DEPOKPOS – Perdagangan mata uang atau yang dikenal sebagai al-sharf dalam terminologi Islam, sering kali menjadi topik diskusi di kalangan ulama, terutama mengenai potensi riba yang mungkin muncul dalam praktik ini.
Dalam perspektif hukum Islam, penting untuk memahami bahwa emas dan perak, yang dahulu digunakan sebagai standar mata uang, memiliki aturan ketat terkait pertukarannya. Prinsip-prinsip ini tidak hanya berlaku pada bentuk fisik emas dan perak tetapi juga mencakup mata uang modern yang digunakan saat ini.
Dalam ajaran Islam, emas dan perak digolongkan sebagai tsaman atau alat pembayaran, yang dalam pertukarannya harus dilakukan secara tunai dan tidak boleh ditunda. Ketika logam mulia ini diperdagangkan, baik antar sesamanya atau dengan mata uang lain, transaksi harus memenuhi beberapa syarat untuk menghindari riba.
Syarat utama adalah bahwa pertukaran tersebut harus dilakukan secara langsung (at-taqabudh) dan dengan
nilai yang setara jika jenis mata uang yang diperdagangkan sama.
Namun, dengan perkembangan zaman, mata uang yang digunakan dalam perdagangan global tidak lagi terbatas pada emas dan perak. Mata uang kertas, yang saat ini dominan dalam perdagangan internasional, juga harus dipertukarkan sesuai dengan prinsip-prinsip yang sama untuk menghindari unsur riba.
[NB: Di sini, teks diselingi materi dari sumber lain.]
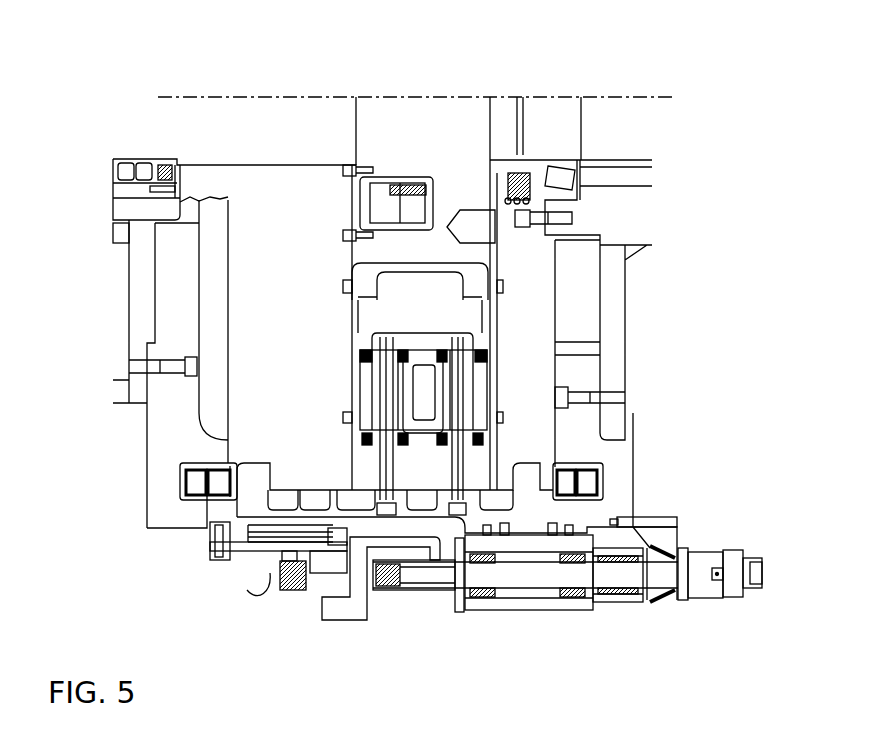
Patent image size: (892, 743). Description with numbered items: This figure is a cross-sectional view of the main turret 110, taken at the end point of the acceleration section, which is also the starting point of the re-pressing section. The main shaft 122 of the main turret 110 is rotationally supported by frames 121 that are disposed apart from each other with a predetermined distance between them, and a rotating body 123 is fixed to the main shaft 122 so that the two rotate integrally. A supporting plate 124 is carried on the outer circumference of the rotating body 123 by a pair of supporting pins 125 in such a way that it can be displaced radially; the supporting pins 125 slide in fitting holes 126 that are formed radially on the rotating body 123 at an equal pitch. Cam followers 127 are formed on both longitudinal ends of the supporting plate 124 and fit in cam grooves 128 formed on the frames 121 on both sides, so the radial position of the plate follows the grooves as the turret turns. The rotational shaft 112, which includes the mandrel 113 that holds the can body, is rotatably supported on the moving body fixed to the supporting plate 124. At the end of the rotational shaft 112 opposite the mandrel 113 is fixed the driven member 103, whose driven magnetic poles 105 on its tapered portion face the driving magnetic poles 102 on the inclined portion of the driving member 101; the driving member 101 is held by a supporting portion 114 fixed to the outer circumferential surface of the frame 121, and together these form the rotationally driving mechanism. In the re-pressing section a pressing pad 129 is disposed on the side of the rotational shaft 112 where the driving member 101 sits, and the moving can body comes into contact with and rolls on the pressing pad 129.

Beberapa ketentuan yang harus dipatuhi dalam transaksi jual beli mata uang menurut hukum Islam antara lain:
1. Tidak Bertujuan untuk Spekulasi
Transaksi jual beli mata uang tidak boleh dilakukan dengan tujuan spekulasi atau mencari keuntungan dari fluktuasi nilai tukar. Spekulasi ini dianggap mendekati riba karena mengandung unsur ketidakpastian dan potensi eksploitasi.
2. Kebutuhan Nyata
Transaksi harus didasarkan pada kebutuhan yang jelas, baik itu untuk keperluan bisnis, pembayaran hutang, atau sebagai cadangan untuk berjaga-jaga.
3. Nilai Tukar yang Sama
Apabila transaksi dilakukan antara mata uang yang sama jenisnya, maka nilai yang dipertukarkan harus setara dan dilakukan secara tunai. Hal ini penting untuk mencegah adanya riba dalam transaksi.
4. Penggunaan Kurs yang Berlaku
Jika transaksi dilakukan antara mata uang yang berbeda jenis, maka harus menggunakan kurs yang berlaku pada saat transaksi dilakukan dan tetap harus dilakukan secara tunai. Kurs yang berubah harus diperhatikan untuk menghindari ketidakadilan dalam nilai tukar.
Kesepakatan para ulama (ijma’) mengenai ketentuan-ketentuan ini menjadi pedoman utama dalam menjaga agar transaksi jual beli mata uang tetap sesuai dengan prinsipprinsip syariah. Dengan mematuhi ketentuan-ketentuan ini, umat Islam dapat melakukan transaksi keuangan modern tanpa melanggar aturan syariah yang telah ditetapkan.
Oleh karena itu, sangat penting bagi pelaku bisnis dan masyarakat yang terlibat dalam transaksi jual beli mata uang untuk memahami dan menerapkan prinsip-prinsip syariah. Ini tidak hanya akan menjaga keberkahan dalam harta, tetapi juga memastikan bahwa transaksi yang dilakukan bebas dari unsur riba yang dilarang dalam agama.